5xCV5—classification result for WDBC data set for epsilon concept-dependent granulation and granules created from disjoint indiscernibility classes; the averaging of values in majority voting with considering descriptors, which are epsilon indiscernible with central objects of granules

The best results here are the ones with good enough accuracy and high lowering of the training data set size. In those cases the approximation of the training data set yield significant maintenance of knowledge from the original training data set. This was proven in many previous works, for example: [8, 9].

Fig. 4
figure 4

5xCV5—classification result for WDBC data set for epsilon concept-dependent granulation and granules created from disjoint indiscernibility classes; the averaging of values in majority voting with considering all descriptors

Fig. 5
figure 5

The average size of granular decision systems for concept-dependent granulation variants with WDBC data set

On the question ‘why does the method of granulation based on the disjoint granules work in most cases faster than the one based on the joint granules?’ one can answer that indiscernibility classes overlap in many cases (for many parameters), at least for the best parameters, which leads to high approximation of TRN data with quite high effectiveness of classification.
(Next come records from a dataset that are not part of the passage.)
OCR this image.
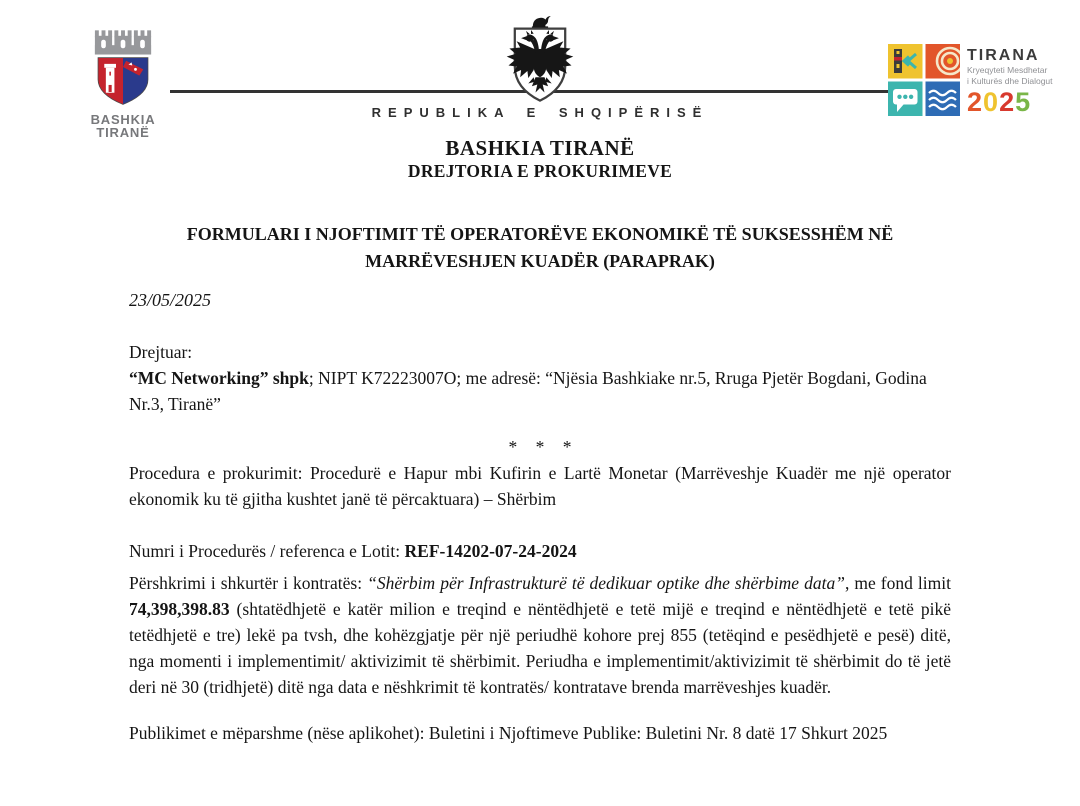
BASHKIA
TIRANË
REPUBLIKA E SHQIPËRISË
TIRANA
Kryeqyteti Mesdhetar
i Kulturës dhe Dialogut
2025
BASHKIA TIRANË
DREJTORIA E PROKURIMEVE
FORMULARI I NJOFTIMIT TË OPERATORËVE EKONOMIKË TË SUKSESSHËM NË
MARRËVESHJEN KUADËR (PARAPRAK)
23/05/2025
Drejtuar:
“MC Networking” shpk; NIPT K72223007O; me adresë: “Njësia Bashkiake nr.5, Rruga Pjetër Bogdani, Godina Nr.3, Tiranë”
* * *
Procedura e prokurimit: Procedurë e Hapur mbi Kufirin e Lartë Monetar (Marrëveshje Kuadër me një operator ekonomik ku të gjitha kushtet janë të përcaktuara) – Shërbim
Numri i Procedurës / referenca e Lotit: REF-14202-07-24-2024
Përshkrimi i shkurtër i kontratës: “Shërbim për Infrastrukturë të dedikuar optike dhe shërbime data”, me fond limit 74,398,398.83 (shtatëdhjetë e katër milion e treqind e nëntëdhjetë e tetë mijë e treqind e nëntëdhjetë e tetë pikë tetëdhjetë e tre) lekë pa tvsh, dhe kohëzgjatje për një periudhë kohore prej 855 (tetëqind e pesëdhjetë e pesë) ditë, nga momenti i implementimit/ aktivizimit të shërbimit. Periudha e implementimit/aktivizimit të shërbimit do të jetë deri në 30 (tridhjetë) ditë nga data e nëshkrimit të kontratës/ kontratave brenda marrëveshjes kuadër.
Publikimet e mëparshme (nëse aplikohet): Buletini i Njoftimeve Publike: Buletini Nr. 8 datë 17 Shkurt 2025
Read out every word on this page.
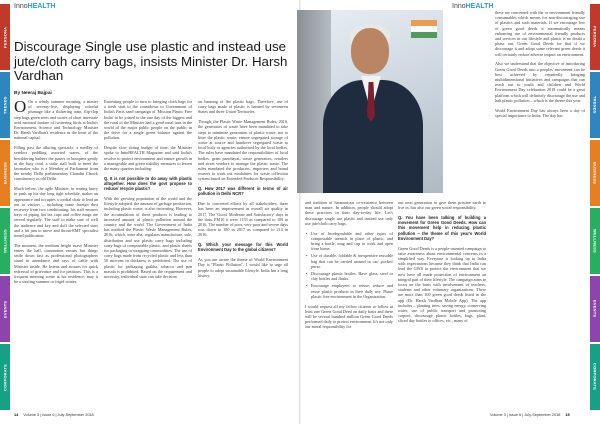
PERSONA
TRENDS
BUSINESS
WELLNESS
EVENTS
CORPORATE
InnoHEALTH
Discourage Single use plastic and instead use jute/cloth carry bags, insists Minister Dr. Harsh Vardhan
By Neeraj Bajpai

O On a windy summer morning, a master of seventy-five, displaying colorful plumage like a flickering train, flip-flop step bags green trees and scores of short interstate avid national fanfare of twittering birds at India's Environment, Science and Technology Minister Dr. Harsh Vardhan's residence in the heart of the national capital.

Filling past the alluring spectacle, a medley of vendors peddling assorted wares, of the bewildering bathers the pasers or bouquets gently at the busy road, a stake stall built to meet the lawmaker who is a Member of Parliament from the nearby Delhi parliamentary Chandni Chowk constituency in old Delhi.

Much before, the agile Minister, in tearing hurry to push up his day long tight schedule, makes an appearance and occupies a cordial chair to lead an out to visitors – including some foreign dust recovery from two conditioning; his staff ensures trays of piping hot tea cups and coffee mugs are served regularly. The staff to make sure of well the audience and key and doff the selected stars and a bit jam to move and throat-EMT specialist timed publication.

The moment, the medium height suave Minister enters the hall, commotion ensues but things settle down fast as professional photographers stand in attendance and rays of cattle with Minister inside. He listens and assures for quick redressal of grievance and for petitions. This is a frequent morning scene at his residence, may it be a sizzling summer or frigid winter.

Entreating people to turn to bringing cloth bags for a fresh start to the countdown to Government of India's Paris sand campaign of 'Mission Plastic Free India' to be joined to the one day of the biggest and the rural of the Minister had a good tonal turn in the world of the major public people on the public in the drive for a single green balance against the pollution.

Despite slow sitting budget of time, the Minister spoke to InnoHEALTH Magazine and said India's resolve to protect environment and ensure growth in a manageable and green stability measures to lessen the many quarters including:

Q. It is not possible to do away with plastic altogether. How does the govt propose to reduce/ recycle plastic?

With the growing population of the world and the lifestyle adopted, the amount of garbage production, including plastic waste, is also increasing. However, the accumulation of these products is leading to increased amount of plastic pollution around the country and the world. The Government of India has notified the Plastic Waste Management Rules, 2016, which, inter alia, regulates manufacture, sale, distribution and use plastic carry bags including carry bags of compostable plastic, and plastic sheets for packaging or wrapping commodities. The use of carry bags made from recycled plastic and less than 50 microns in thickness is prohibited. The use of plastic for packaging gutkha, tobacco and pan masala is prohibited. Based on the requirement and necessity, individual state can take decision

on banning of the plastic bags. Therefore, use of carry bags made of plastic is banned by seventeen States and three Union Territories.

Though, the Plastic Waste Management Rules, 2016, the generators of waste have been mandated to take steps to minimize generation of plastic waste, not to litter the plastic waste, ensure segregated storage of waste at source and handover segregated waste to local body or agencies authorised by the local bodies. The rules have mandated the responsibilities of local bodies, gram panchayat, waste generators, retailers and street vendors to manage the plastic waste. The rules mandated the producers, importers and brand owners to work out modalities for waste collection system based on Extended Producer Responsibility.

Q. How 2017 was different in terms of air pollution in Delhi NCR?

Due to concerted efforts by all stakeholders, there has been an improvement in overall air quality in 2017. The 'Good, Moderate and Satisfactory' days in the data. PM10 it were 1153 as compared to 109 in 2016. The number of poor, very poor and severe days was down to 180 in 2017 as compared to 214 in 2016.

Q. Which your message for this World Environment Day to the global citizens?

As you are aware the theme of World Environment Day is "Plastic Pollution". I would like to urge all people to adopt sustainable lifestyle. India has a long history

InnoHEALTH

and tradition of harmonious co-existence between man and nature. In addition, people should adopt these practices in their day-to-day life. Let's discourage single use plastic and instead use only use jute/cloth carry bags.

• Use of biodegradable and other types of compostable utensils in place of plastic, and bring a bottle, mug and cup to work and open from home.
• Use of durable, foldable & inexpensive reusable bag that can be carried around in car/ pocket/ purse.
• Discourage plastic bottles. Have glass, steel or clay bottles and flasks.
• Encourage employees to refuse, reduce and reuse plastic products in their daily use. Phase plastic free environment in the Organization.

I would request all my fellow citizens to follow at least one Green Good Deed on daily basis and there will be several hundred million Green Good Deeds performed daily to protect environment. It's not only our moral responsibility for

our next generation to give them pristine earth to live in, but also our green social responsibility.

Q. You have been talking of building a movement for Green Good Deeds. How can this movement help in reducing plastic pollution – the theme of this year's World Environment Day?

Green Good Deeds is a people-oriented campaign to raise awareness about environmental concerns in a simplified way. Everyone is looking up to India with expectations because they think that India can lead the GWS to protect the environment that we now have all made protection of environment an integral part of their lifestyle. The campaign aims to focus on the basis with involvement of teachers, students and other voluntary organizations. There are more than 100 green good deeds listed in the app (Dr. Harsh Vardhan Mobile App). The app includes – planting trees, saving energy, conserving water, use of public transport and promoting carpool, discourage plastic bottles, bags, plant, sliced day bottles to offices, etc., many of

these are concerned with the or environment friendly consumables which means for non-discouraging use of plastics and such materials. If we encourage few of green good deeds it automatically means enhancing use of environmental friendly products and services in our lifestyle and plastic is no doubt a phase out. Green Good Deeds for that if we discourage it and adopt some relevant green deeds it will certainly reduce adverse impact on environment.

Also we understand that the objective of introducing Green Good Deeds into a peoples' movement can be best achieved by repeatedly bringing multidimensional initiatives and campaigns that can reach out to youth and children and World Environment Day celebration 2018 could be a great platform which will definitely discourage the use and halt plastic pollution – which is the theme this year.

World Environment Day has always been a day of special importance to India. The day has

PERSONA
TRENDS
BUSINESS
WELLNESS
EVENTS
CORPORATE
14 Volume 3 | Issue 6 | July-September 2018	Volume 3 | Issue 6 | July-September 2018 15
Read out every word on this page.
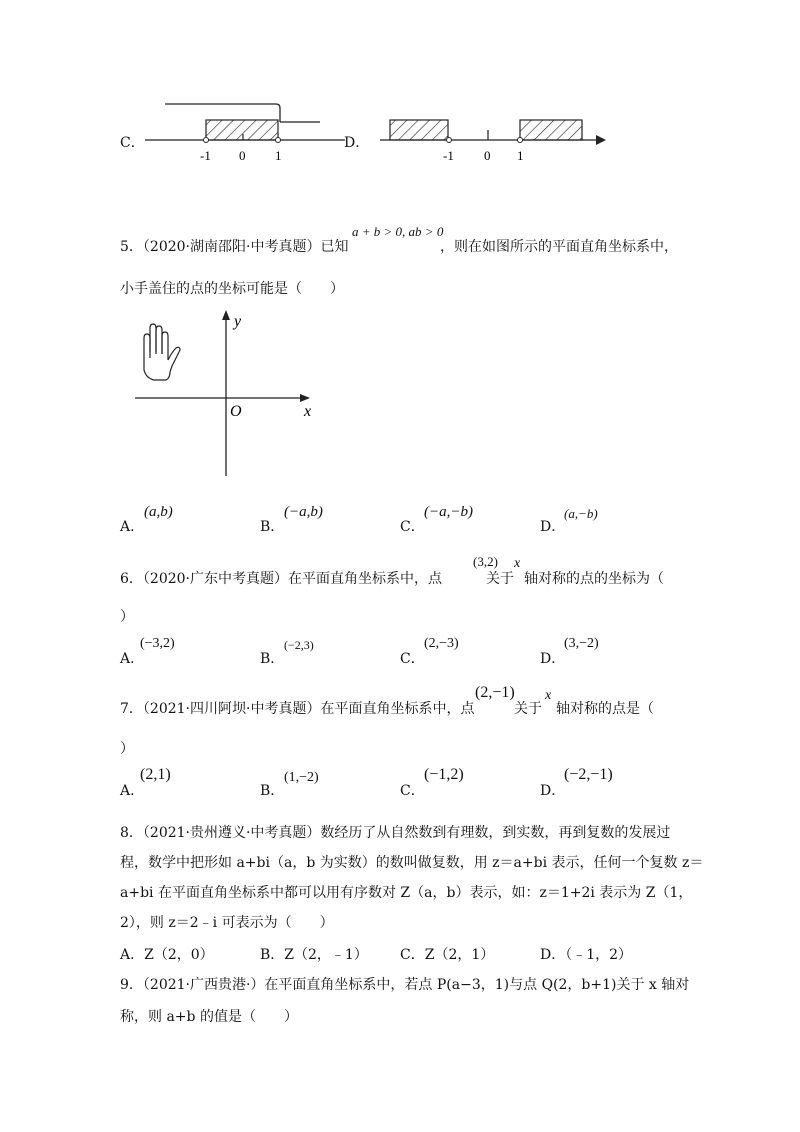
C．
-1 0 1
D．
-1 0 1
5．（2020·湖南邵阳·中考真题）已知
a + b > 0, ab > 0
，则在如图所示的平面直角坐标系中，
小手盖住的点的坐标可能是（　　）
y
x
O
A．
(a,b)
B．
(−a,b)
C．
(−a,−b)
D．
(a,−b)
6．（2020·广东中考真题）在平面直角坐标系中，点
(3,2)
关于
x
轴对称的点的坐标为（
）
A．
(−3,2)
B．
(−2,3)
C．
(2,−3)
D．
(3,−2)
7．（2021·四川阿坝·中考真题）在平面直角坐标系中，点
(2,−1)
关于
x
轴对称的点是（
）
A．
(2,1)
B．
(1,−2)
C．
(−1,2)
D．
(−2,−1)
8．（2021·贵州遵义·中考真题）数经历了从自然数到有理数，到实数，再到复数的发展过
程，数学中把形如 a+bi（a，b 为实数）的数叫做复数，用 z＝a+bi 表示，任何一个复数 z＝
a+bi 在平面直角坐标系中都可以用有序数对 Z（a，b）表示，如：z＝1+2i 表示为 Z（1，
2），则 z＝2﹣i 可表示为（　　）
A．Z（2，0）	B．Z（2，﹣1） C．Z（2，1）	D．（﹣1，2）
9．（2021·广西贵港·）在平面直角坐标系中，若点 P(a−3，1)与点 Q(2，b+1)关于 x 轴对
称，则 a+b 的值是（　　）
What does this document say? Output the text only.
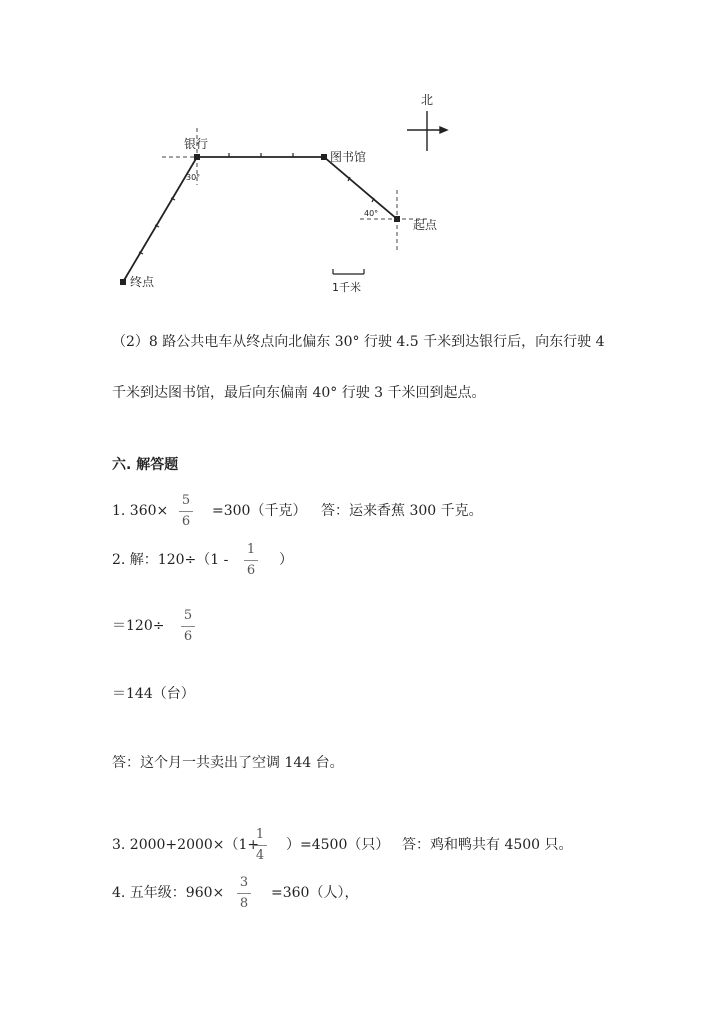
北
银行
图书馆
起点
终点
30°
40°
1千米
（2）8 路公共电车从终点向北偏东 30° 行驶 4.5 千米到达银行后，向东行驶 4
千米到达图书馆，最后向东偏南 40° 行驶 3 千米回到起点。
六. 解答题
1. 360×
5
6
=300（千克） 答：运来香蕉 300 千克。
2. 解：120÷（1 -
1
6
）
＝120÷
5
6
＝144（台）
答：这个月一共卖出了空调 144 台。
3. 2000+2000×（1+
1
4
）=4500（只） 答：鸡和鸭共有 4500 只。
4. 五年级：960×
3
8
=360（人），
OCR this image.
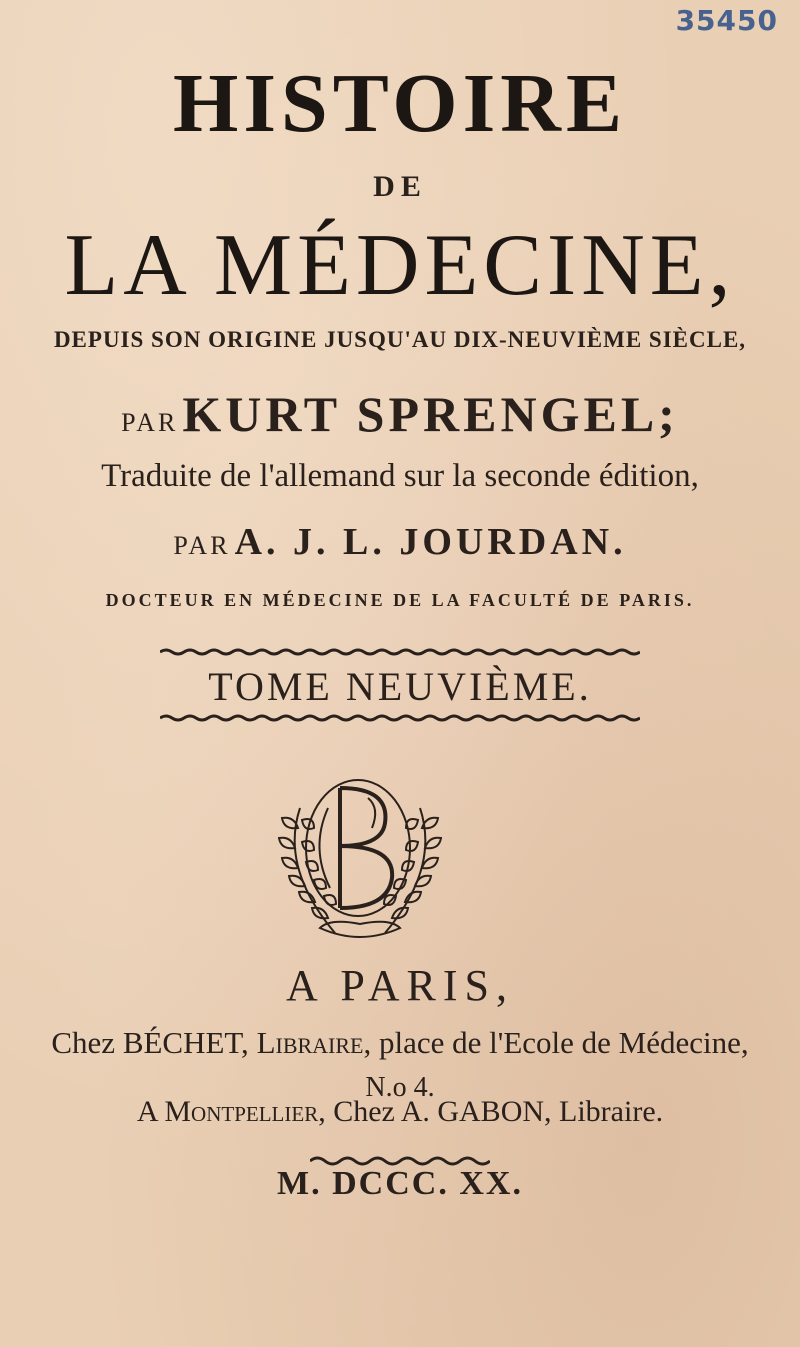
35450
HISTOIRE
DE
LA MÉDECINE,
DEPUIS SON ORIGINE JUSQU'AU DIX-NEUVIÈME SIÈCLE,
PAR KURT SPRENGEL;
Traduite de l'allemand sur la seconde édition,
PAR A. J. L. JOURDAN.
DOCTEUR EN MÉDECINE DE LA FACULTÉ DE PARIS.
TOME NEUVIÈME.
A PARIS,
Chez BÉCHET, Libraire, place de l'Ecole de Médecine,
N.o 4.
A Montpellier, Chez A. GABON, Libraire.
M. DCCC. XX.
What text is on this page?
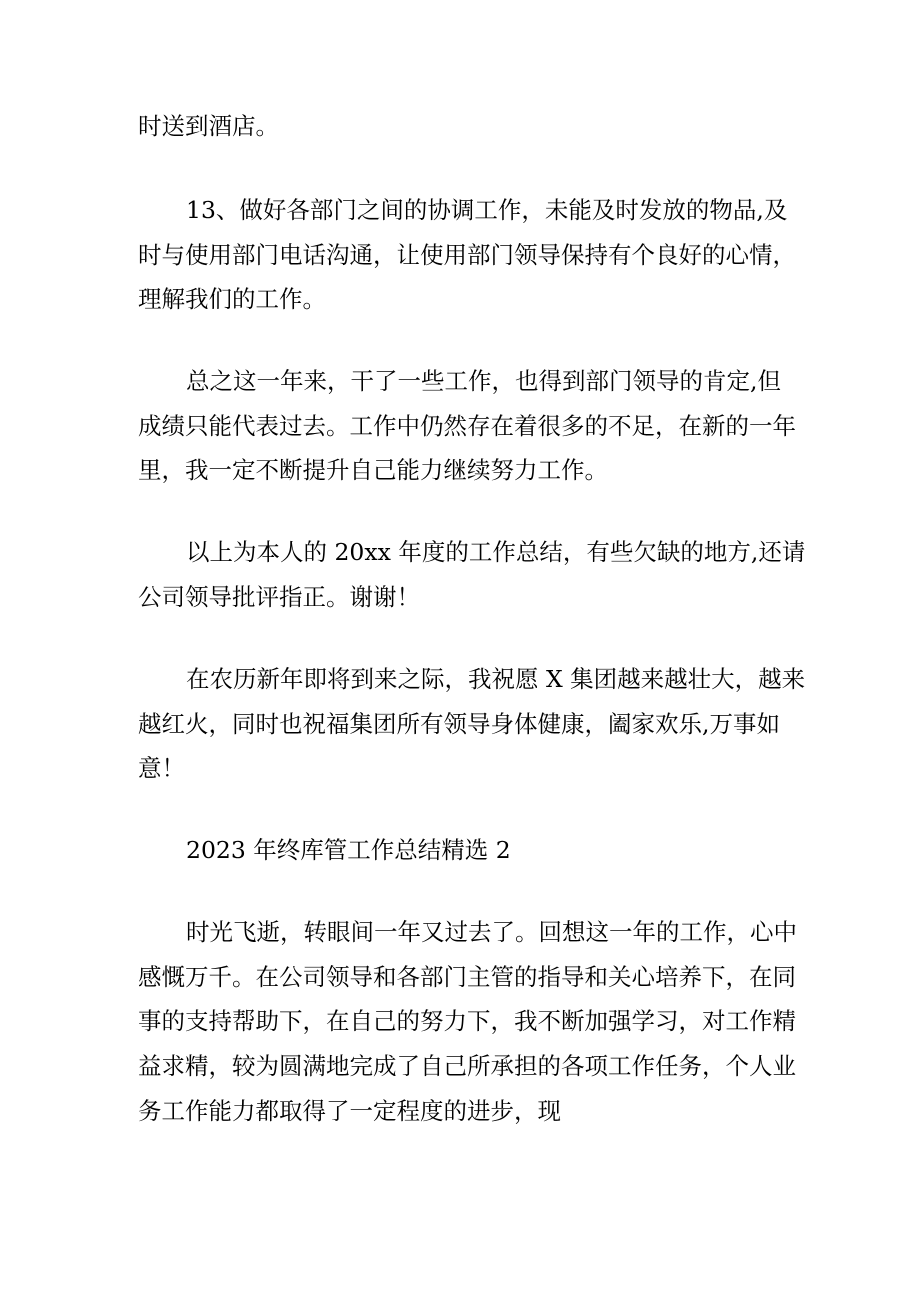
时送到酒店。
13、做好各部门之间的协调工作，未能及时发放的物品,及
时与使用部门电话沟通，让使用部门领导保持有个良好的心情，
理解我们的工作。
总之这一年来，干了一些工作，也得到部门领导的肯定,但
成绩只能代表过去。工作中仍然存在着很多的不足，在新的一年
里，我一定不断提升自己能力继续努力工作。
以上为本人的 20xx 年度的工作总结，有些欠缺的地方,还请
公司领导批评指正。谢谢！
在农历新年即将到来之际，我祝愿 X 集团越来越壮大，越来
越红火，同时也祝福集团所有领导身体健康，阖家欢乐,万事如
意！
2023 年终库管工作总结精选 2
时光飞逝，转眼间一年又过去了。回想这一年的工作，心中
感慨万千。在公司领导和各部门主管的指导和关心培养下，在同
事的支持帮助下，在自己的努力下，我不断加强学习，对工作精
益求精，较为圆满地完成了自己所承担的各项工作任务，个人业
务工作能力都取得了一定程度的进步，现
Using joint granules we use such overlapping indiscernibility classes one by one during the covering of the universe, and we have to perform redundant operations. Thus using disjoint granules, we use indiscernibility classes with disjoint centers during covering. The process of covering speeds up because convergence occurs more quickly. This is the main source of acceleration, but one can see that the level of acceleration depends on the internal logic of the data sets, and could depend on the density of the data.

4 Conclusions

The basic result of this work is the acceleration of the granulation process by computing disjoint granules in comparison with the joint variant. The result of classification for these methods is almost identical.

Additionally, we have investigated two methods of majority voting for granular reflections creation. The results of the experiments lead us to the conclusion that the majority voting with consideration of only the \(\varepsilon \) indiscernible descriptors stabilises the granulation in the sense of accuracy of classification. The disadvantage of this method is the need for selection of the mentioned indiscernible descriptors during the granulation process, but the majority voting procedure is accelerated.

An accelerated process of granulation gives us the acceleration of classification for any classifier based on the approximated data set. In particular, in this work we can see the acceleration of the SVM classifier.

In future work we would like to check the other variants of majority voting, especially the voting on decision based on the weights determined by \(\varepsilon \) indiscernible descriptors.